Istiyad ashbah
Le cinéaste rassemble une équipe d’hommes ayant séjourné comme lui au centre d’interrogatoire al-Moskobiya à Jérusalem. À mesure qu’ils bâtissent un décor carcéral et répètent des rôles de gardiens et de détenus, la parole se libère.
En 2009, dans Fix ME, Raed Andoni, atteint de migraines, filmait sa psychanalyse et laissait affleurer les causes de sa « prise de tête » : le conflit israélo-palestinien. Dans Istiyad ashbah, il imagine un dispositif pour faire émerger la parole de Palestiniens qui, comme lui et un quart de la population masculine, ont été détenus dans une prison israélienne. Acteurs, plombiers, maçons : les volontaires qui répondent à son annonce viennent préparer un film et avant tout construire son décor – la prison d’al-Maskobiya, ré-imaginée à partir de leurs souvenirs lacunaires puisqu’on leur y bandait les yeux.
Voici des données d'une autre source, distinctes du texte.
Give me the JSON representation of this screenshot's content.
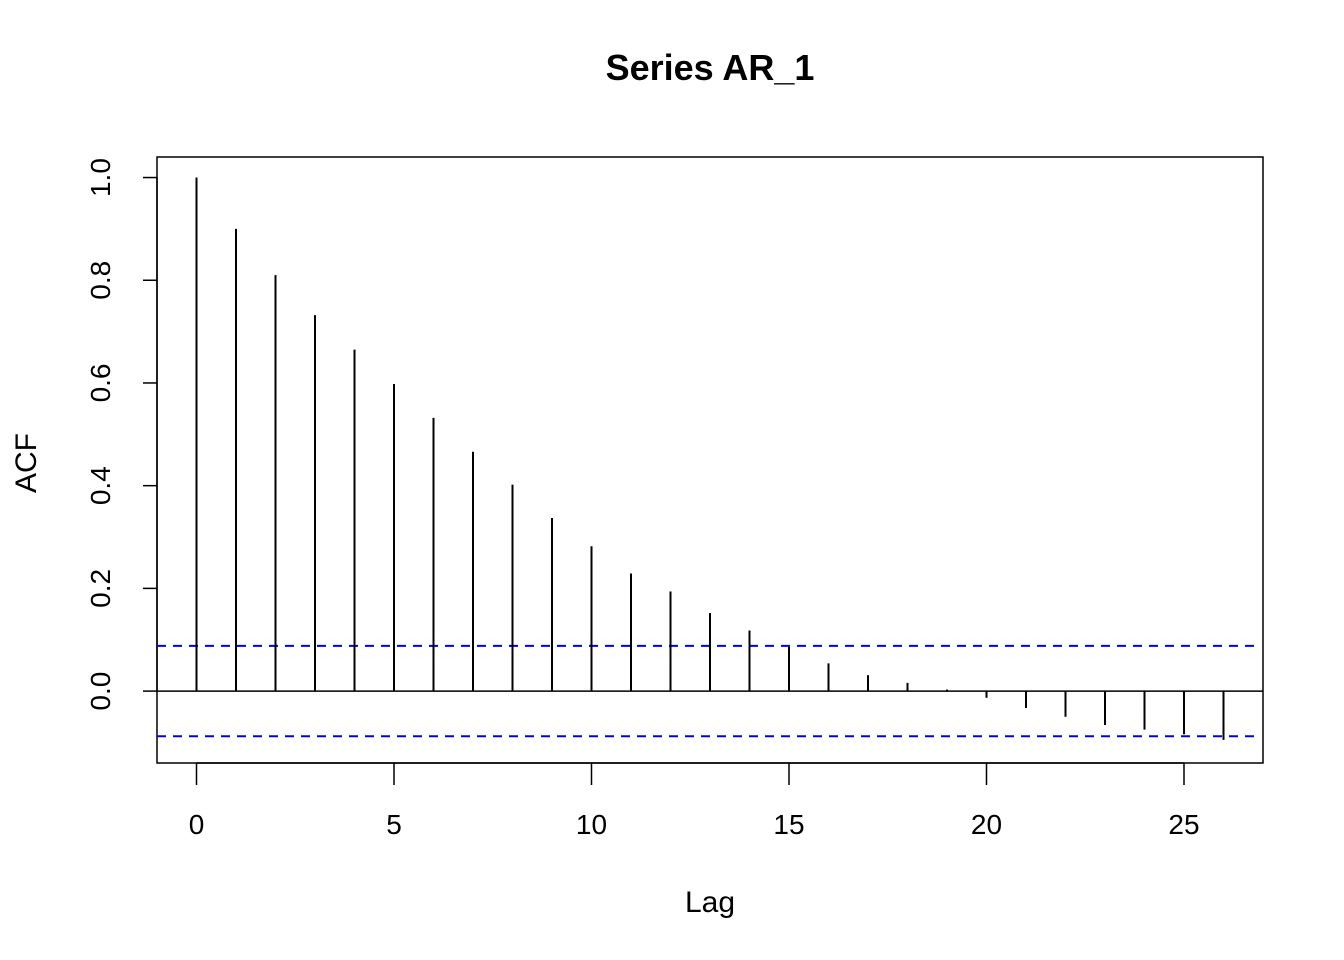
{
  "chart_data": {
    "type": "bar",
    "title": "Series  AR_1",
    "xlabel": "Lag",
    "ylabel": "ACF",
    "xlim": [
      -1,
      27
    ],
    "ylim": [
      -0.14,
      1.04
    ],
    "x_ticks": [
      0,
      5,
      10,
      15,
      20,
      25
    ],
    "x_tick_labels": [
      "0",
      "5",
      "10",
      "15",
      "20",
      "25"
    ],
    "y_ticks": [
      0.0,
      0.2,
      0.4,
      0.6,
      0.8,
      1.0
    ],
    "y_tick_labels": [
      "0.0",
      "0.2",
      "0.4",
      "0.6",
      "0.8",
      "1.0"
    ],
    "lags": [
      0,
      1,
      2,
      3,
      4,
      5,
      6,
      7,
      8,
      9,
      10,
      11,
      12,
      13,
      14,
      15,
      16,
      17,
      18,
      19,
      20,
      21,
      22,
      23,
      24,
      25,
      26
    ],
    "acf": [
      1.0,
      0.9,
      0.81,
      0.732,
      0.665,
      0.598,
      0.532,
      0.466,
      0.402,
      0.337,
      0.282,
      0.229,
      0.194,
      0.152,
      0.118,
      0.086,
      0.054,
      0.031,
      0.016,
      0.003,
      -0.013,
      -0.033,
      -0.05,
      -0.066,
      -0.075,
      -0.084,
      -0.095
    ],
    "confidence_bound": 0.088,
    "colors": {
      "acf_bars": "#000000",
      "confidence_lines": "#0000ee",
      "zero_line": "#000000"
    },
    "grid": false
  }
}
La construction donne à Andoni comme au petit groupe un « support » qui contourne la solennité du témoignage. Mais c’est le jeu de rôle et surtout l’inversion des rôles qui produisent de véritables moments de catharsis, comme lorsqu’un ancien prisonnier se laisse emporter par sa violence en jouant un interrogateur. Peu à peu, le cinéaste met aussi les hommes palestiniens devant l’impératif d’héroïsme qui les entrave implicitement. À mesure que les murs de la fausse prison s’élèvent, ceux du passé tombent et les participants évoquent leur vie amoureuse. Enfants et compagnes apparaissent même dans ce décor soudain plus vivant, remplaçant opportunément les fantômes exorcisés. (Charlotte Garson)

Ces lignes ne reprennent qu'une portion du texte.